Le territoire communal est restreint : 350 à 390 hectares selon les époques ; il est occupé principalement par des terres cultivables (60 %), des prairies (30 %), des bois, vergers et jardins. En 1800 existe encore à ENTRANGE une parcelle de vignoble de 4 ha.
Un mariage de raison signé par l’Empereur (1802-1811)
Sous le Premier Empire, la politique change : on regroupe les communes peu peuplées. Par décret signé de Napoléon, ENTRANGE est rattachée à OEUTRANGE le 29 octobre 1811. Evidemment, les Entrangeois, hostiles à cette fusion, adressent régulièrement des lettres de protestation au sous-préfet et réclament en vain leur indépendance.
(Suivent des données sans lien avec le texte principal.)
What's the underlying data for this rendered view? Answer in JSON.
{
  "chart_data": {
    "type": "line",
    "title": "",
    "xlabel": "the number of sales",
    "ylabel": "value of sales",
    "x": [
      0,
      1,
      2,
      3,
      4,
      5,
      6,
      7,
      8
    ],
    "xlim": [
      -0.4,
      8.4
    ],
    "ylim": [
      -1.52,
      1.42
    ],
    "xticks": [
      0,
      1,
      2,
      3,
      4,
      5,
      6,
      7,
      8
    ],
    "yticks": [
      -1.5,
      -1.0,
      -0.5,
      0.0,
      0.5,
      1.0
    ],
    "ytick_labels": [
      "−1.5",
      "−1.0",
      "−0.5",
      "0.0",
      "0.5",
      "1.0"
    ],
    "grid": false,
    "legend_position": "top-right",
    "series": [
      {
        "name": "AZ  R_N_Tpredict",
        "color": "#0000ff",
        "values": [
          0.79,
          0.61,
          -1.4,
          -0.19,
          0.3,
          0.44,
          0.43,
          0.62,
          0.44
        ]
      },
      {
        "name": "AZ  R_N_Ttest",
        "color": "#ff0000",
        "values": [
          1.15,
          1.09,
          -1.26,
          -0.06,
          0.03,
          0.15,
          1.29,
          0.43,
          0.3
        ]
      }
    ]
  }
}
Un divorce signé par le Kaiser
En 1871, l’ALSACE-LORRAINE est annexée par l’empire prussien. Les habitants d’ENTRANGE soumettent alors une nouvelle demande d’indépendance aux autorités allemandes. L’Empereur Guillaume II décrète la scission de la commune d’OEUTRANGE en deux communes distinctes (J.O. pour l’Alsace et la Lorraine du 26 février 1902) : ENTRANGE, qui se nomme alors ENTRINGEN, et OEUTRANGE.
La mine Charles-Ferdinand
L’ouverture de la mine Charles-Ferdinand constitue l’acte fondateur de la Cité. C’est une firme allemande, dirigée par Karl Ferdinand von STUMM, qui choisit d’exploiter le fer dans cette concession par un tunnel à flanc de coteau. La galerie, longue de de six kilomètres, est creusée en 1896. L’entrée de la mine est aujourd’hui visible depuis l’aire de jeux, rue du carreau ; le tunnel passe ensuite sous la chapelle Sainte-Jehanne, et part en direction de NONDKEIL. L’eau et le minerai étaient évacués grâce à une légère pente.
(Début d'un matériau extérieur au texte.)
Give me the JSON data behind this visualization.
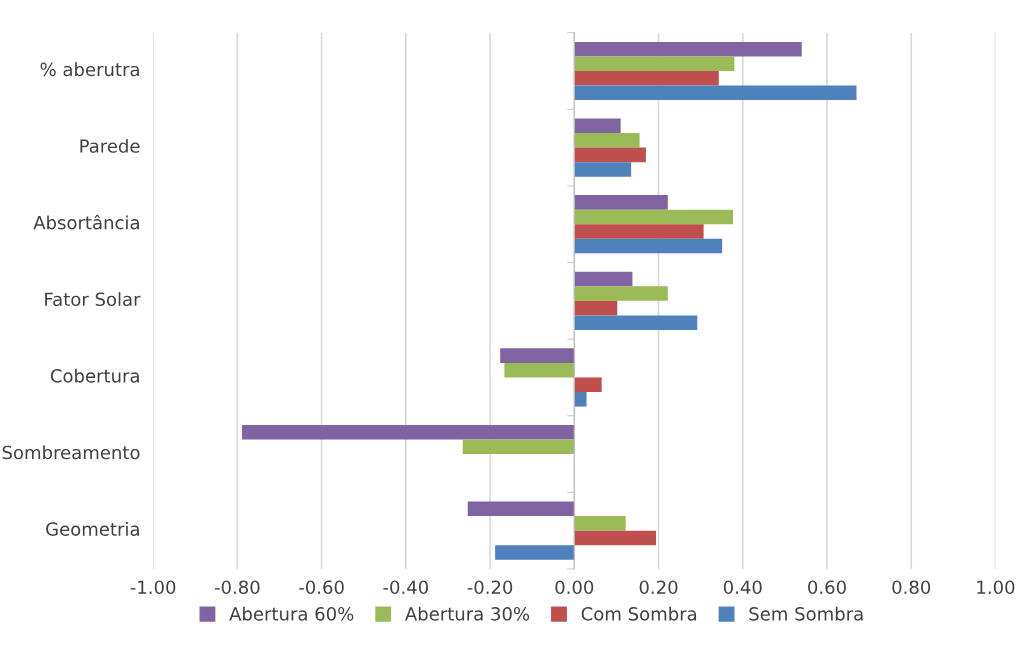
{
  "chart_data": {
    "type": "bar",
    "orientation": "horizontal",
    "categories": [
      "% aberutra",
      "Parede",
      "Absortância",
      "Fator Solar",
      "Cobertura",
      "Sombreamento",
      "Geometria"
    ],
    "series": [
      {
        "name": "Abertura 60%",
        "color": "#8064a2",
        "values": [
          0.54,
          0.11,
          0.222,
          0.138,
          -0.176,
          -0.789,
          -0.253
        ]
      },
      {
        "name": "Abertura 30%",
        "color": "#9bbb59",
        "values": [
          0.38,
          0.155,
          0.377,
          0.222,
          -0.166,
          -0.265,
          0.122
        ]
      },
      {
        "name": "Com Sombra",
        "color": "#c0504d",
        "values": [
          0.343,
          0.17,
          0.307,
          0.102,
          0.065,
          0,
          0.194
        ]
      },
      {
        "name": "Sem Sombra",
        "color": "#4f81bd",
        "values": [
          0.67,
          0.135,
          0.351,
          0.292,
          0.029,
          0,
          -0.188
        ]
      }
    ],
    "xlim": [
      -1.0,
      1.0
    ],
    "xticks": [
      {
        "value": -1.0,
        "label": "-1.00"
      },
      {
        "value": -0.8,
        "label": "-0.80"
      },
      {
        "value": -0.6,
        "label": "-0.60"
      },
      {
        "value": -0.4,
        "label": "-0.40"
      },
      {
        "value": -0.2,
        "label": "-0.20"
      },
      {
        "value": 0.0,
        "label": "0.00"
      },
      {
        "value": 0.2,
        "label": "0.20"
      },
      {
        "value": 0.4,
        "label": "0.40"
      },
      {
        "value": 0.6,
        "label": "0.60"
      },
      {
        "value": 0.8,
        "label": "0.80"
      },
      {
        "value": 1.0,
        "label": "1.00"
      }
    ],
    "grid": "x",
    "legend": "bottom"
  }
}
De 40 ouvriers au départ, les effectifs augmentent progressivement : 100 en 1900, 400 en 1905 et 900 en 1914. L’entreprise fait largement appel à de la main d’œuvre étrangère venue de régions minières : des Allemands, dans le cadre de la politique de germanisation de la LORRAINE, des Belges, des Italiens, des Polonais (pour la plupart originaires de SILESIE) et même des prisonniers de guerre russes, entre 1915 et 1918.
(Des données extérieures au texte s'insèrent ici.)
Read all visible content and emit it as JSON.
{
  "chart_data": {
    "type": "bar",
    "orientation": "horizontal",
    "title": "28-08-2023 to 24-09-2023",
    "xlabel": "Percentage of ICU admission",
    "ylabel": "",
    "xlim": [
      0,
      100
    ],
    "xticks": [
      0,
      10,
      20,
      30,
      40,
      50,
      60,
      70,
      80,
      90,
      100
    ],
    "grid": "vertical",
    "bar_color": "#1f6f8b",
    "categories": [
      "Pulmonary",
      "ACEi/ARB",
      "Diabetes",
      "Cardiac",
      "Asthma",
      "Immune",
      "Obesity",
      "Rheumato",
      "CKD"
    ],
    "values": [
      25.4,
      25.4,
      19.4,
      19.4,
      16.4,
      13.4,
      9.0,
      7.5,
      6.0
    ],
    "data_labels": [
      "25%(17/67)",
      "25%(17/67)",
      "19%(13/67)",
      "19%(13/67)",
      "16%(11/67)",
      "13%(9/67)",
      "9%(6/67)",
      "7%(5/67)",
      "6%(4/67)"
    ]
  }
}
Pour loger ce personnel, la société minière crée une ”colonie” en pleine nature. Les premières maisons sont construites vers 1902 rue de la Sapinière (côté ENTRANGE) et rue de la Mine (côté KANFEN-SOUS-BOIS). L’implantation de ces habitations hors du village ne facilite pas l’intégration de ces étrangers ; mal vus des populations locales, ils suscitent crainte et réactions d’hostilité.
La création d’économats et de cantines, puis plus tard de l’école, de terrains de sport et de la chapelle Sainte-Jehanne, accentueront encore cette impression que les salariés de la mine vivent dans un ”monde à part”.
En 1918, les biens des Allemands sont confisqués et la mine est intégrée à la Société des Forges et Aciéries de LORRAINE et du Nord, qui deviendra plus tard la Société des Hauts Fourneaux Réunis de SAULNES et UCKANGE.
Toujours à la pointe du progrès en matière d’équipement, la mine Charles-Ferdinand, avec un effectif ramené à 400 personnes, bat son record de production en 1961 : 1 800 000 tonnes de “minette”.
Concurrencées par les usines sidérurgiques installées en bord de mer et alimentées par des minerais étrangers plus riches en fer, les mines lorraines perdent peu à peu en compétitivité. Les moins rentables ferment, les hauts fourneaux disparaissent du paysage.
A Charles-Ferdinand, les effectifs baissent : 340 employés en 1965, 182 en 1974, 108 en 1977. La mine est officiellement fermée le 31 juillet 1979.
La ligne Maginot et l’abri du Zeiterholz
Construit de 1930 à janvier 1934, l’ouvrage du Zeiterholz est un abri en béton armé prévu pour loger les troupes d’intervalle : il pouvait accueillir 96 hommes et 3 officiers. Cet ouvrage semi- enterré, dont la façade est protégée par un fossé diamant et deux portes blindées, était défendu par quatre créneaux de fusils mitrailleurs. Il est dominé par deux cloches de guetteurs qui permettaient de surveiller les abords. Les habitants d’ENTRANGE et des environs participèrent à sa construction et par la suite, la présence des troupes produisit une certaine animation dans le village. Aujourd’hui, l’association AMIFORT entretient le site et organise régulièrement des visites de l’ouvrage.